The FCA has come under fire over the way it handled its announcement of a review into closed book policies last week.
The Daily Telegraph first reported on 28 March that the regulator is concerned legacy customers are locked into poor investments by steep exit fees, and insurers may be “exploiting” them by levying large fees to subsidise other parts of the business.
The report prompted several insurers’ share price to plummet, including Resolution, Legal & General, Aviva, Phoenix and Resolution.
L&G called on the FCA to bring forward the publication of the business plan “in view of the disorderly market.”
The regulator was forced to issue a clarification statement at 2.30pm explaining the scope of the review in more detail. At 6.30pm, the FCA issued a further statement that it would carry out an investigation into its handling of the issue.
The FCA said: “The FCA board acknowledges the concerns of the market regarding today’s press coverage of the FCA’s proposed supervisory work on the fair treatment of long standing customers in life insurance.
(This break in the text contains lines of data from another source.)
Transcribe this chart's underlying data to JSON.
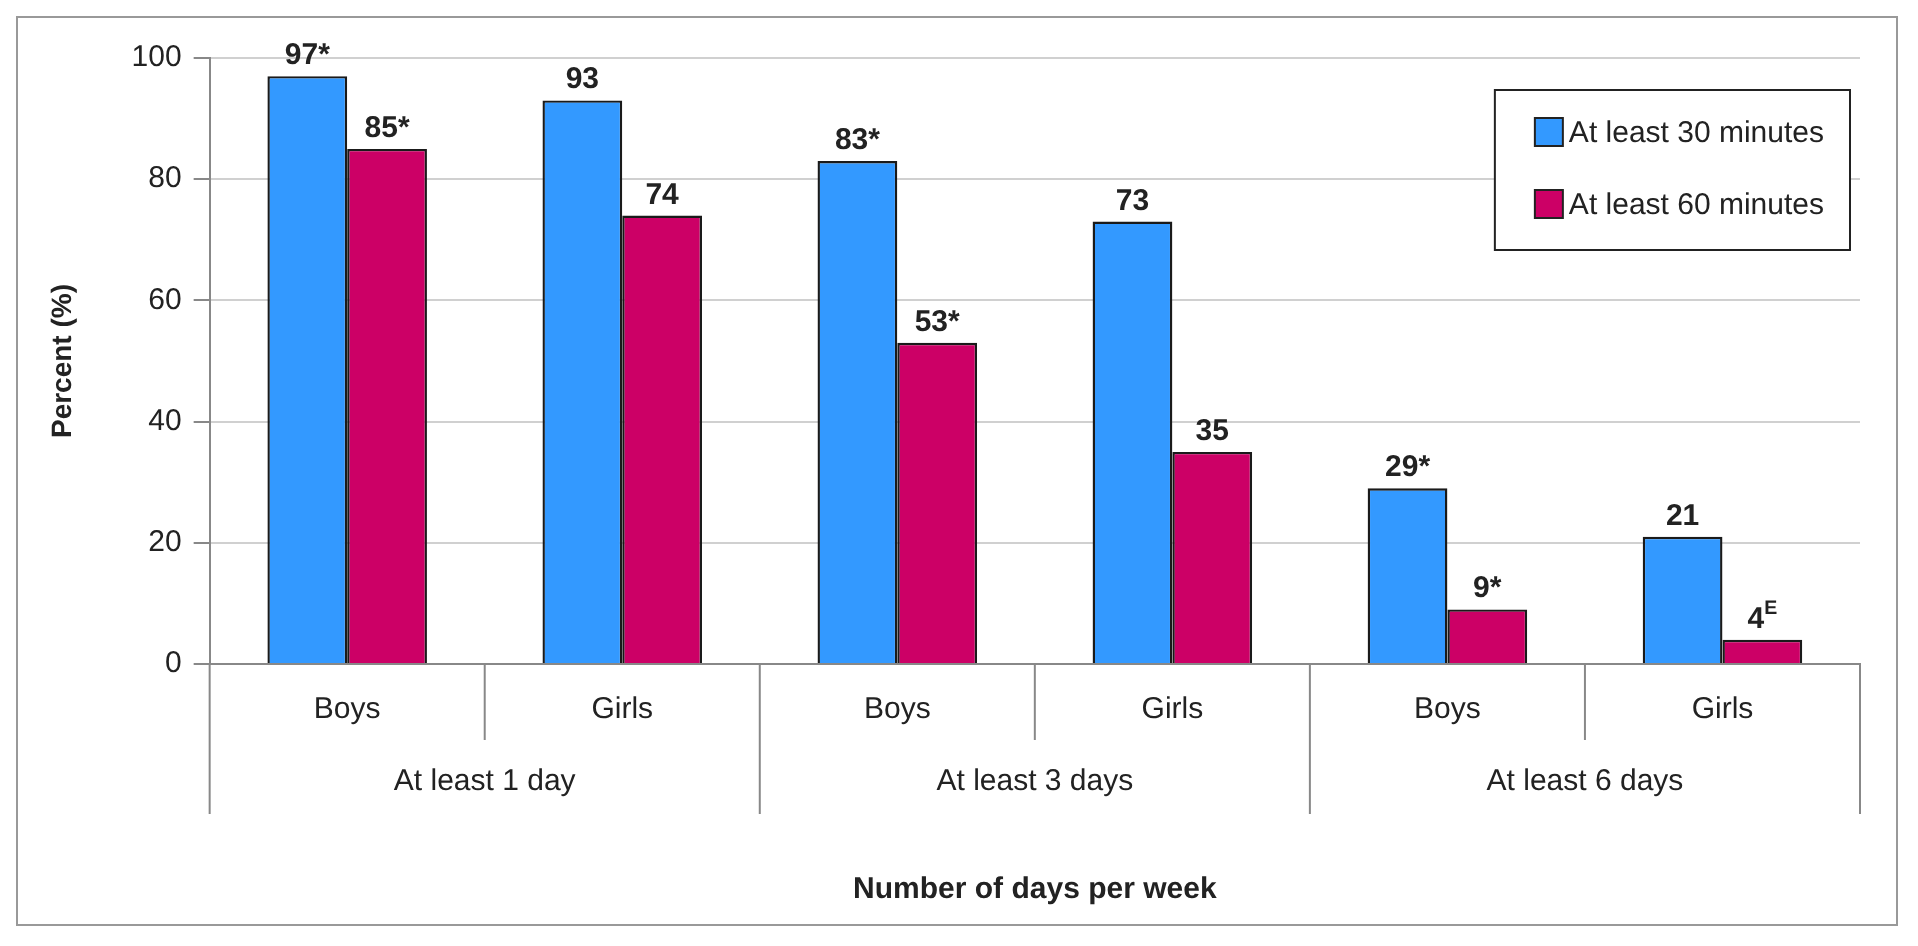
{
  "chart_data": {
    "type": "bar",
    "xlabel": "Number of days per week",
    "ylabel": "Percent (%)",
    "categories": [
      "Boys",
      "Girls",
      "Boys",
      "Girls",
      "Boys",
      "Girls"
    ],
    "series": [
      {
        "name": "At least 30 minutes",
        "color": "#3399ff",
        "values": [
          97,
          93,
          83,
          73,
          29,
          21
        ],
        "value_labels": [
          "97*",
          "93",
          "83*",
          "73",
          "29*",
          "21"
        ]
      },
      {
        "name": "At least 60 minutes",
        "color": "#cc0066",
        "values": [
          85,
          74,
          53,
          35,
          9,
          4
        ],
        "value_labels": [
          "85*",
          "74",
          "53*",
          "35",
          "9*",
          "4$^{E}$"
        ]
      }
    ],
    "annotations": [
      "At least 1 day",
      "At least 3 days",
      "At least 6 days"
    ],
    "ylim": [
      0,
      100
    ],
    "yticks": [
      0,
      20,
      40,
      60,
      80,
      100
    ],
    "grid": "y",
    "legend": "top right"
  }
}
The FCA put out a statement of clarification this afternoon.
“The board will conduct an investigation into the FCA’s handling of the issue involving an external law firm, and will share the outcome of this work in due course.”
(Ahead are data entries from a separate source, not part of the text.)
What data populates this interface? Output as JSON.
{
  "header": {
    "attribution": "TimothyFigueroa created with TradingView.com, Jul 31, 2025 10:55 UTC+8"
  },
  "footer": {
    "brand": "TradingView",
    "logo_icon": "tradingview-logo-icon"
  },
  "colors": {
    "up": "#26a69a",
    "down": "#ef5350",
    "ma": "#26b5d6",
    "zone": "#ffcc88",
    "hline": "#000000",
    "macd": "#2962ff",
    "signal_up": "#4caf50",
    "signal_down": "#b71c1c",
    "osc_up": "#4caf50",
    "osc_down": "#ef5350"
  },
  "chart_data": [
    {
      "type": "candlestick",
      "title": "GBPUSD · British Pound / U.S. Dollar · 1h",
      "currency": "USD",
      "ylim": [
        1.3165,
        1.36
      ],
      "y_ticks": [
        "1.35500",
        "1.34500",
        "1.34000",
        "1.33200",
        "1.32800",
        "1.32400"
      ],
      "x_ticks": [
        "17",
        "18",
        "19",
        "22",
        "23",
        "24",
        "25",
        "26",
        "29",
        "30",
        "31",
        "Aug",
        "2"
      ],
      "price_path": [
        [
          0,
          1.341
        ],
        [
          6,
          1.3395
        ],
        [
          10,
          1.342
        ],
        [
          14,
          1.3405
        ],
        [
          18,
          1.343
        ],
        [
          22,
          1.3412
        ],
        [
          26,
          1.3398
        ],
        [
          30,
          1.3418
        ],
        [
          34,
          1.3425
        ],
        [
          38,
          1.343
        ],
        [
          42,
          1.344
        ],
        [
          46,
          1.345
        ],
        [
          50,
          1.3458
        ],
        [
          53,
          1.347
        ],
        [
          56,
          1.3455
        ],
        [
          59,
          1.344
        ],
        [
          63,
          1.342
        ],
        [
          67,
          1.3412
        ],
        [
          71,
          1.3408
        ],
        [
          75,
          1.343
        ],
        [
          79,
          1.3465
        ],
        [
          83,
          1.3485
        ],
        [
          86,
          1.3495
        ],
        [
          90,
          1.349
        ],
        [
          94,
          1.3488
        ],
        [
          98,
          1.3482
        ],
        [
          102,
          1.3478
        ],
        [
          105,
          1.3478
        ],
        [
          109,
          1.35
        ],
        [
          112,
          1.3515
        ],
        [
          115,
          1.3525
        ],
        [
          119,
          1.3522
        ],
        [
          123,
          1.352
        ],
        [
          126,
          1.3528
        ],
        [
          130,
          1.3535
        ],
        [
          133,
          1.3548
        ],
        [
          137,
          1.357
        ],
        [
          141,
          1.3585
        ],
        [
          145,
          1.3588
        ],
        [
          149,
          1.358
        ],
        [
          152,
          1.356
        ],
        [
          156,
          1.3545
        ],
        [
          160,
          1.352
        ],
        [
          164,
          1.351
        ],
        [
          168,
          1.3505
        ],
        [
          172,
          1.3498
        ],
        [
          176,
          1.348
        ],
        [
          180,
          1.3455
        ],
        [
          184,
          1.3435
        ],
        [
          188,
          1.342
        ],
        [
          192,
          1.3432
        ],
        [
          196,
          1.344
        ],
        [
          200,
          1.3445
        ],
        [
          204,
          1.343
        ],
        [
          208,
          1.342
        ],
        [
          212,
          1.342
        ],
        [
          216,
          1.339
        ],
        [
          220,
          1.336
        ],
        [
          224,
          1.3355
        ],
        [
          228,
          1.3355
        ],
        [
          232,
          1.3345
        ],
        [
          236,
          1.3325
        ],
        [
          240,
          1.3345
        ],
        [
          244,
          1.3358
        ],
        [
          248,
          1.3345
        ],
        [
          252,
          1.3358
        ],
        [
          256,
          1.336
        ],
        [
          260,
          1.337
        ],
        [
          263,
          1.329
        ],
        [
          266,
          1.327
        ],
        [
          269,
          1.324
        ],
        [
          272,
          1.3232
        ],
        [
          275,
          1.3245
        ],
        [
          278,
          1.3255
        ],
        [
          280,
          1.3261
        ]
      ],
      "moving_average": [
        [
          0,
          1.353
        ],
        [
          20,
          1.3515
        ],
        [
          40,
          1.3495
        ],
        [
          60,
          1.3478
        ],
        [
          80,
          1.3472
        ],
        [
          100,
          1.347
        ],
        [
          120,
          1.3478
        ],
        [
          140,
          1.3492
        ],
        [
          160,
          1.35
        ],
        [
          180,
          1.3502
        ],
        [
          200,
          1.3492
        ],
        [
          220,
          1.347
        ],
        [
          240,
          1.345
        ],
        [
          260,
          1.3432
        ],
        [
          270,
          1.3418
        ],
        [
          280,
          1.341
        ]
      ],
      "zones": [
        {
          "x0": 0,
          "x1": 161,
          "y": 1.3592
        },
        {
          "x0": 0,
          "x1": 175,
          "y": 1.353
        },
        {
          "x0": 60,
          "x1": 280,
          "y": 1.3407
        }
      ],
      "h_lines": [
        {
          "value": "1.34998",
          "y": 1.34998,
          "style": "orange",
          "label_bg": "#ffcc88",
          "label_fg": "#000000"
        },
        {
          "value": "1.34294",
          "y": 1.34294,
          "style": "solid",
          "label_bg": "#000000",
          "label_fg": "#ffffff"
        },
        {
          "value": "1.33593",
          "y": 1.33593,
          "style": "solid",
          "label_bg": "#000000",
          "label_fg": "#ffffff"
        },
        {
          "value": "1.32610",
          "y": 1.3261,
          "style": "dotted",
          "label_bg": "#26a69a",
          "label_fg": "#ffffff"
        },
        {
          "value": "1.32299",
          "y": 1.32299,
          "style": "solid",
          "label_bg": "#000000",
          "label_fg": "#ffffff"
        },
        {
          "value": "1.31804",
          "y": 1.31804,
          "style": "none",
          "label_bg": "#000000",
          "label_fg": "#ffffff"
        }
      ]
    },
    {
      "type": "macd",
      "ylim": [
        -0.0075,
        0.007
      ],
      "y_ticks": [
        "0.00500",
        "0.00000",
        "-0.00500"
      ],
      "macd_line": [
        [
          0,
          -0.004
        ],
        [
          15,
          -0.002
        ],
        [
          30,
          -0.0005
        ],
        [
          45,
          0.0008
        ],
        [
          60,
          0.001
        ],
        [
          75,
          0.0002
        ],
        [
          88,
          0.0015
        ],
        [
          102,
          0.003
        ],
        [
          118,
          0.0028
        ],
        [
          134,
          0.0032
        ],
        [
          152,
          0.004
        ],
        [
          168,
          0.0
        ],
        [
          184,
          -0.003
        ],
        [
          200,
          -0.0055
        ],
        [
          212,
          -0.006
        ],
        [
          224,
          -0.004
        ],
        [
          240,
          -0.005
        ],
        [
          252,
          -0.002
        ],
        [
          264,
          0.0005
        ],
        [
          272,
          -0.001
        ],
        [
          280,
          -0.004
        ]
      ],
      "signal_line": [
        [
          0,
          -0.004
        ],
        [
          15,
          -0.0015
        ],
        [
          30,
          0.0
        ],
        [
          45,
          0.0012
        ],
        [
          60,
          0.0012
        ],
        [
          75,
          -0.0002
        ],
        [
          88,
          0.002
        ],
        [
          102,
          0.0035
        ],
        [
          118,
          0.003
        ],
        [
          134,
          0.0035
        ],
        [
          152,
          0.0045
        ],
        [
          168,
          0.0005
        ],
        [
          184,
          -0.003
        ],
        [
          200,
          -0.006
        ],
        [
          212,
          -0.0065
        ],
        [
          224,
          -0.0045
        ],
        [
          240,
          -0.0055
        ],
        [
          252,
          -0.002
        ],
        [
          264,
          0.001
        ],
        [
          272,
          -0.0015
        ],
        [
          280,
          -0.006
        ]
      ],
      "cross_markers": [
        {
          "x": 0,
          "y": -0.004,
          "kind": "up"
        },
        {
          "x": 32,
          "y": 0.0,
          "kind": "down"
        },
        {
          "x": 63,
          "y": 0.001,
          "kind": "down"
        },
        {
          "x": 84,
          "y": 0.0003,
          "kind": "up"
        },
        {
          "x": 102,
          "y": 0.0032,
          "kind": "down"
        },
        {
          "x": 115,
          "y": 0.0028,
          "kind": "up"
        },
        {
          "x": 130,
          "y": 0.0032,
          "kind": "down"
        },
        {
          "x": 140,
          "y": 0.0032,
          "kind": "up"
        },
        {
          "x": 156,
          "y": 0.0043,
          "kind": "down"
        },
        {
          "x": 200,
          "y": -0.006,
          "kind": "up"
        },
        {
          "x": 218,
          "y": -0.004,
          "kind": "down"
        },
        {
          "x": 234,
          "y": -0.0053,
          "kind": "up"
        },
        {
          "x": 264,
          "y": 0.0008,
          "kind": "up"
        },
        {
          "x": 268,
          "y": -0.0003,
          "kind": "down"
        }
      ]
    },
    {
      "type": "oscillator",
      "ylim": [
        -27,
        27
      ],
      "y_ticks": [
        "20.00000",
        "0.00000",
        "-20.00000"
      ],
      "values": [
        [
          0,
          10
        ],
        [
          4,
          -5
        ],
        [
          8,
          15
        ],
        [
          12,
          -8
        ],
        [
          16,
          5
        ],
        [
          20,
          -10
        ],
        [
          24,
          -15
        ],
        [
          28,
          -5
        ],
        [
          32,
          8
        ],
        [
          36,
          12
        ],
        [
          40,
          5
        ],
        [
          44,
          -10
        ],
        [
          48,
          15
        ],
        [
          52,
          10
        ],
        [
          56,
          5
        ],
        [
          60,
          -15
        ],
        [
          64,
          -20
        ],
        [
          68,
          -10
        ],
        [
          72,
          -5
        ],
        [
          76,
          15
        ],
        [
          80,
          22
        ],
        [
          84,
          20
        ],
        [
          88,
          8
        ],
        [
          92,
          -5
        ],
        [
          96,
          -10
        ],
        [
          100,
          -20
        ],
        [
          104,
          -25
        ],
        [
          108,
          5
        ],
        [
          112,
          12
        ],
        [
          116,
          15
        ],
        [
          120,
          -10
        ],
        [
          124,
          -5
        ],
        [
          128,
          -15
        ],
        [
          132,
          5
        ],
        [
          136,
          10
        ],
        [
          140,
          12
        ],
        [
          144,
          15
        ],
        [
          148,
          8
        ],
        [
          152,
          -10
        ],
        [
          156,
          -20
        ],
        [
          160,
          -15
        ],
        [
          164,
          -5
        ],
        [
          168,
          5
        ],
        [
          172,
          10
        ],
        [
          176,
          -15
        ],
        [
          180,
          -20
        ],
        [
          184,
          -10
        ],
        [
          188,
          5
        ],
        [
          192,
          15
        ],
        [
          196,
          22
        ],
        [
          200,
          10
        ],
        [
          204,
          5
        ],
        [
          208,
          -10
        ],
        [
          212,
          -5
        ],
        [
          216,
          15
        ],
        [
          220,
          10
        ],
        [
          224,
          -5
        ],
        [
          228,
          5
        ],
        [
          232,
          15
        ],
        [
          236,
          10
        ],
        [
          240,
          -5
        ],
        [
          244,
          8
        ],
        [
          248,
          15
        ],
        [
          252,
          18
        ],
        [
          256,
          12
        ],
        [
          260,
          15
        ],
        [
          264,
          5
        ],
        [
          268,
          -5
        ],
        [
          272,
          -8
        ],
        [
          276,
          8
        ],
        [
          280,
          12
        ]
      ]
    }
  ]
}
Over the weekend, reports say insurers are calling for FCA chief executive Martin Wheatley to resign over the issue. The Sunday Times suggests the FCA only put out its first statement of clarification after a phone call between Wheatley and Association of British Insurers chief executive Otto Thoresen. The newspaper said the ABI will write to Chancellor George Osborne to complain about the FCA.
Treasury select committee chair Andrew Tyrie told The Daily Telegraph: “On the face of it, this is an extraordinary blunder.
“It is crucial we have a full and transparent explanation about how such an apparently serious mistake came to be made by our financial services watchdog – the body appointed by Parliament to enforce high standards of conduct.”